The priests who really face down the existing culture – and are truly countercultural – are celibate priests. In our unhappily oversexualised culture, clerical celibacy is currently under attack like never before.

Celibacy isn’t natural, and that’s its greatest strength. It’s supernatural, and it’s really challenging in ways that married life isn’t. (Before you email me, I know married life is challenging as well).

The celibate priesthood is a beautiful gift to the Church. Just from a purely selfish point of view, it’s brought a series of really good, fatherly, and emotionally available men into my life.

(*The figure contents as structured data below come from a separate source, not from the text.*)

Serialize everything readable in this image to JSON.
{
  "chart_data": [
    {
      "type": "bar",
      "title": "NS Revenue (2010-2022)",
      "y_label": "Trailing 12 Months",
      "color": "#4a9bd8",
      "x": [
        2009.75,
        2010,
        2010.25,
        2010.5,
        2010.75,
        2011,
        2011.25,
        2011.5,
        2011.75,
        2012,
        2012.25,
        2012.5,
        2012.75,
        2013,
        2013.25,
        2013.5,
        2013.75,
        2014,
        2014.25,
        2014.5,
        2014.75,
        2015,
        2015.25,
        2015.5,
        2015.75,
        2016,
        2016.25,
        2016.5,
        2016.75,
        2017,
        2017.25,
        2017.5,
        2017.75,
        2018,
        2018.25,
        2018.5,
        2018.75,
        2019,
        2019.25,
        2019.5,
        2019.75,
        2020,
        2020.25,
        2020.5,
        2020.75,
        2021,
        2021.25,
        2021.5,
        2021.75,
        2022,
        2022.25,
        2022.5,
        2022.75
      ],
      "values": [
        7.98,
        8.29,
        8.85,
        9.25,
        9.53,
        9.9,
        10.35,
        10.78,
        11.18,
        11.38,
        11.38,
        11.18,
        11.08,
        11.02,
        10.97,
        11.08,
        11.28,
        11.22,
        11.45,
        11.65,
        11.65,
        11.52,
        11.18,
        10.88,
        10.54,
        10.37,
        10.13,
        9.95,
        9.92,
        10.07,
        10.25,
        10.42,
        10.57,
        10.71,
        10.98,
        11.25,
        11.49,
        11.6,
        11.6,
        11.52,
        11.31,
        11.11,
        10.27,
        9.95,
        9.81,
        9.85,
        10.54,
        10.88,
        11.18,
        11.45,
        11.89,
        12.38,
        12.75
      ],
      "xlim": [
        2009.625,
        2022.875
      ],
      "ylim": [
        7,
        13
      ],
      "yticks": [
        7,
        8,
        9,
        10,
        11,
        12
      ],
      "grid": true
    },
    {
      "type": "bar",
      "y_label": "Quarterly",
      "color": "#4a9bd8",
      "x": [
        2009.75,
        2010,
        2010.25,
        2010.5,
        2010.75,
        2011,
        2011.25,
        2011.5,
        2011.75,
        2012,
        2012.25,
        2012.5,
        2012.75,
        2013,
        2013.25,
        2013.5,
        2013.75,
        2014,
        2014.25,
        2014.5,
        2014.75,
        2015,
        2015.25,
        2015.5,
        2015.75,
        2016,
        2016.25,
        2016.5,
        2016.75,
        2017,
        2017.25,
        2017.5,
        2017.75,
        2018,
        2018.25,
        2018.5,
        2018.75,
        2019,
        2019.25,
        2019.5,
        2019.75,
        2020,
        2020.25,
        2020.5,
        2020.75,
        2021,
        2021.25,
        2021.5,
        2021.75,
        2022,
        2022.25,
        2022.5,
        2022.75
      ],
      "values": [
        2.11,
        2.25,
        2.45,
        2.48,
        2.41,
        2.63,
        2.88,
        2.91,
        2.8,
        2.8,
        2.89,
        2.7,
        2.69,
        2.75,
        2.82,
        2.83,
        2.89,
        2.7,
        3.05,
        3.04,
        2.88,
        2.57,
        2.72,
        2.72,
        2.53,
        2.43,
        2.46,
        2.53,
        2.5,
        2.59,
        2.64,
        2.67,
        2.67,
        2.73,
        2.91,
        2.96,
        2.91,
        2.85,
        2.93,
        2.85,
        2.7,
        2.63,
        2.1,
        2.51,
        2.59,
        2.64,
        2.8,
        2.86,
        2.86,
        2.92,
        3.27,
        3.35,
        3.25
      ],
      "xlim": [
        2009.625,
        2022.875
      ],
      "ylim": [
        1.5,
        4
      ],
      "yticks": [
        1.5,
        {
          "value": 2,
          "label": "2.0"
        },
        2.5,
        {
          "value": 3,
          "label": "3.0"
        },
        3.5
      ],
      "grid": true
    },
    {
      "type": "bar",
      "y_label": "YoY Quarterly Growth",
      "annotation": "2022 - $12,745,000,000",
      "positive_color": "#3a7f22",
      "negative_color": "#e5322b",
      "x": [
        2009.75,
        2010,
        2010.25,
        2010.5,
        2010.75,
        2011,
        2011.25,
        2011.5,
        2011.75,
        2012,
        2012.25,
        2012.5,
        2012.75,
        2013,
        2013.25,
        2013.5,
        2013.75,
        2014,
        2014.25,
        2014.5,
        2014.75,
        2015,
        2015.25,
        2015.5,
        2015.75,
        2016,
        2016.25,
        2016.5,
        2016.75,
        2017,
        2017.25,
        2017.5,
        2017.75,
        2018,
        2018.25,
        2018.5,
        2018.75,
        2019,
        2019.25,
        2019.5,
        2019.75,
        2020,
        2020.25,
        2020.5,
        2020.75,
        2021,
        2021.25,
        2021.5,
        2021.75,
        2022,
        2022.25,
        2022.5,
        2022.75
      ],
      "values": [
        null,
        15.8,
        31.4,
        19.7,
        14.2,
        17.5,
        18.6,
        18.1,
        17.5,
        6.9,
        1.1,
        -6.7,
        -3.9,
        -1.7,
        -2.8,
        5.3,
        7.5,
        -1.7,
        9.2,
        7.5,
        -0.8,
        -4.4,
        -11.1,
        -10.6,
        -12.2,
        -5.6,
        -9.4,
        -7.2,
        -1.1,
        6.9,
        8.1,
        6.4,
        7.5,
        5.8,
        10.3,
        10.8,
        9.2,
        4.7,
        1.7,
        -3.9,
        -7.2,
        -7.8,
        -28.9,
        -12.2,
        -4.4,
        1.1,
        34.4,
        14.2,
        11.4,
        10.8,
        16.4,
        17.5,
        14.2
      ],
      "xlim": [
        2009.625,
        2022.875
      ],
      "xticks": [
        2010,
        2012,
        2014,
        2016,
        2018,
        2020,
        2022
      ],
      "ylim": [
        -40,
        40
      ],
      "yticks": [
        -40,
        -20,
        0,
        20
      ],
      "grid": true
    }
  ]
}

They were able to guide and advise and care – really care – for me through some very rough times.

Paradoxically, if they’d been married, I would always have felt guilty for taking them away from their families to attend to me. I have also had bad experiences with untrustworthy married men – but very, very few with celibate priests.

Arguing that ordaining married men in Australia will solve the mythical priest shortage is just a red herring. There is no priest shortage; we’re sitting at around one priest for every 200 practicing Catholics.

We do have a priest distribution problem, but ordaining married men is the least workable solution to that. Married men can’t just up and move like single men can.

Back to the spirituality of celibacy: the celibate priest really is another Christ. Celibacy is the sharp chisel that helps to carve him into that image.

Jesus blessed marriage, but He chose celibacy for Himself. And in order to live it, priests need our prayers for their perseverance.

I have seen priests go wrong, usually from a combination of poor formation, inadequate pastoral support, and lack of spiritual direction. But the underlying cause was lack of prayer on their part – and lack of prayers for them.

So many people of both sexes have been wounded terribly by the sexual revolution. We face a lot of work to rebuild a culture in which we can really support the celibate priesthood in the Church.

But we won’t achieve anything without prayer – not just for new vocations, but for the priests we already have.